S'agissant d'un peuple ami, le miel obséquieux des uns comme le fiel sournois des autres sont également déplacés et hypocrites. Ajoutons par surcroît que depuis la campagne électorale américaine à partir du printemps 2000, comme depuis la guerre en cours déclenchée par les attentats de l'automne 2001, le président Bush a été la cible, en Europe, de dénigrements excessifs et systématiques, instrumentalisant ses prétendues "gaffes". Tout cela ne nous le rendait que plus sympathique sachant précisément d'où venaient ces campagnes. Soulignons aussi que ses actes concrets méritent jusqu'ici une appréciation plutôt positive.

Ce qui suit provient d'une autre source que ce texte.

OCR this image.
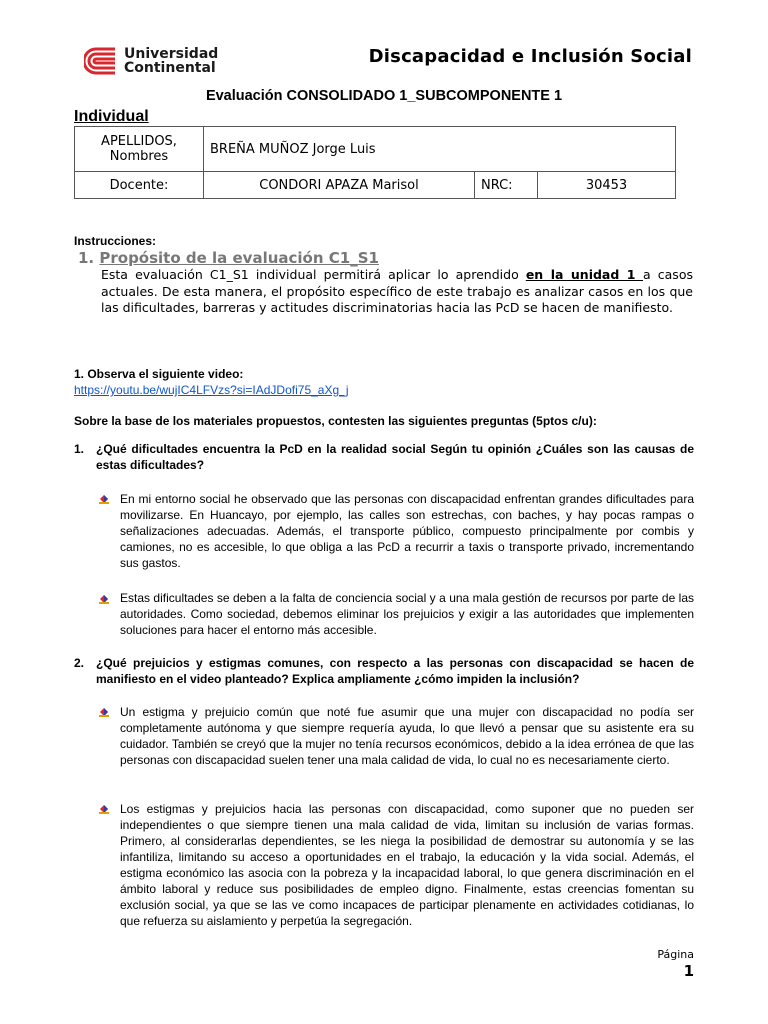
Universidad
Continental
Discapacidad e Inclusión Social
Evaluación CONSOLIDADO 1_SUBCOMPONENTE 1
Individual
APELLIDOS, Nombres	BREÑA MUÑOZ Jorge Luis		
Docente:	CONDORI APAZA Marisol	NRC:	30453
Instrucciones:
1. Propósito de la evaluación C1_S1
Esta evaluación C1_S1 individual permitirá aplicar lo aprendido en la unidad 1 a casos actuales. De esta manera, el propósito específico de este trabajo es analizar casos en los que las dificultades, barreras y actitudes discriminatorias hacia las PcD se hacen de manifiesto.
1. Observa el siguiente video:
https://youtu.be/wujIC4LFVzs?si=IAdJDofi75_aXg_j
Sobre la base de los materiales propuestos, contesten las siguientes preguntas (5ptos c/u):
1. ¿Qué dificultades encuentra la PcD en la realidad social Según tu opinión ¿Cuáles son las causas de estas dificultades?
En mi entorno social he observado que las personas con discapacidad enfrentan grandes dificultades para movilizarse. En Huancayo, por ejemplo, las calles son estrechas, con baches, y hay pocas rampas o señalizaciones adecuadas. Además, el transporte público, compuesto principalmente por combis y camiones, no es accesible, lo que obliga a las PcD a recurrir a taxis o transporte privado, incrementando sus gastos.
Estas dificultades se deben a la falta de conciencia social y a una mala gestión de recursos por parte de las autoridades. Como sociedad, debemos eliminar los prejuicios y exigir a las autoridades que implementen soluciones para hacer el entorno más accesible.
2. ¿Qué prejuicios y estigmas comunes, con respecto a las personas con discapacidad se hacen de manifiesto en el video planteado? Explica ampliamente ¿cómo impiden la inclusión?
Un estigma y prejuicio común que noté fue asumir que una mujer con discapacidad no podía ser completamente autónoma y que siempre requería ayuda, lo que llevó a pensar que su asistente era su cuidador. También se creyó que la mujer no tenía recursos económicos, debido a la idea errónea de que las personas con discapacidad suelen tener una mala calidad de vida, lo cual no es necesariamente cierto.
Los estigmas y prejuicios hacia las personas con discapacidad, como suponer que no pueden ser independientes o que siempre tienen una mala calidad de vida, limitan su inclusión de varias formas. Primero, al considerarlas dependientes, se les niega la posibilidad de demostrar su autonomía y se las infantiliza, limitando su acceso a oportunidades en el trabajo, la educación y la vida social. Además, el estigma económico las asocia con la pobreza y la incapacidad laboral, lo que genera discriminación en el ámbito laboral y reduce sus posibilidades de empleo digno. Finalmente, estas creencias fomentan su exclusión social, ya que se las ve como incapaces de participar plenamente en actividades cotidianas, lo que refuerza su aislamiento y perpetúa la segregación.
Página
1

Mais, tout ceci étant rappelé, il nous semble que la décision prise par son gouvernement le 5 mars, de taxer les importations d'acier, de manière à la fois discriminatoire et unilatérale est une décision inacceptable dans son principe, grave dans ses conséquences générales et qui se révélera certainement néfaste, y compris, pour les véritables intérêts nord-américains à moyen terme.
On relèvera sans doute, pour tenter de les excuser ou de les minimiser, que ces mesures sont présentées comme du "protectionnisme provisoire". Traditionnellement une telle politique (d'ailleurs erronée) est invoquée par les administrations qui la pratiquent au nom des "industries naissantes". Cet argument n'a strictement aucun rapport avec la situation de la sidérurgie américaine, qui se trouve être précisément déclinante. Or, le vrai secret de l'énorme productivité américaine, comme du faible taux de chômage aux États Unis et en Grande Bretagne est que jusqu'ici rien n'y était fait en faveur des activités en déclin, malgré les pressions de la démagogie syndicale ou patronale.
Pour s'en tenir aux mesures actuelles, le président Bush aurait donné un répit de 3 ans aux producteurs d'acier américain pour s'adapter aux pressions du marché mondial.
Les taxations les plus lourdes, pour s'en tenir à celle des intrants de l'industrie automobile passeraient ainsi de 30 % la première année, à 24 % la deuxième, et 18 % la troisième.
Mais comme le fait remarquer le Wall Street Journal (6 mars) les premières victimes de ces mesures seront "les industries manufacturières des États-Unis qui dépendent de l'acier, allant de géants de la mécanique lourde comme Caterpillar jusqu'aux petits équipementiers automobiles du Middle West. Les plus petites entreprises consommatrices d'acier ressentiront les plus graves conséquences car elles ne sont pas protégées par des contrats à long terme comme le sont au contraire de nombreuses grosses industries." Ce simple mécanisme différentiel, bien connu de la plupart des économistes, aurait dû arrêter le gouvernement Bush.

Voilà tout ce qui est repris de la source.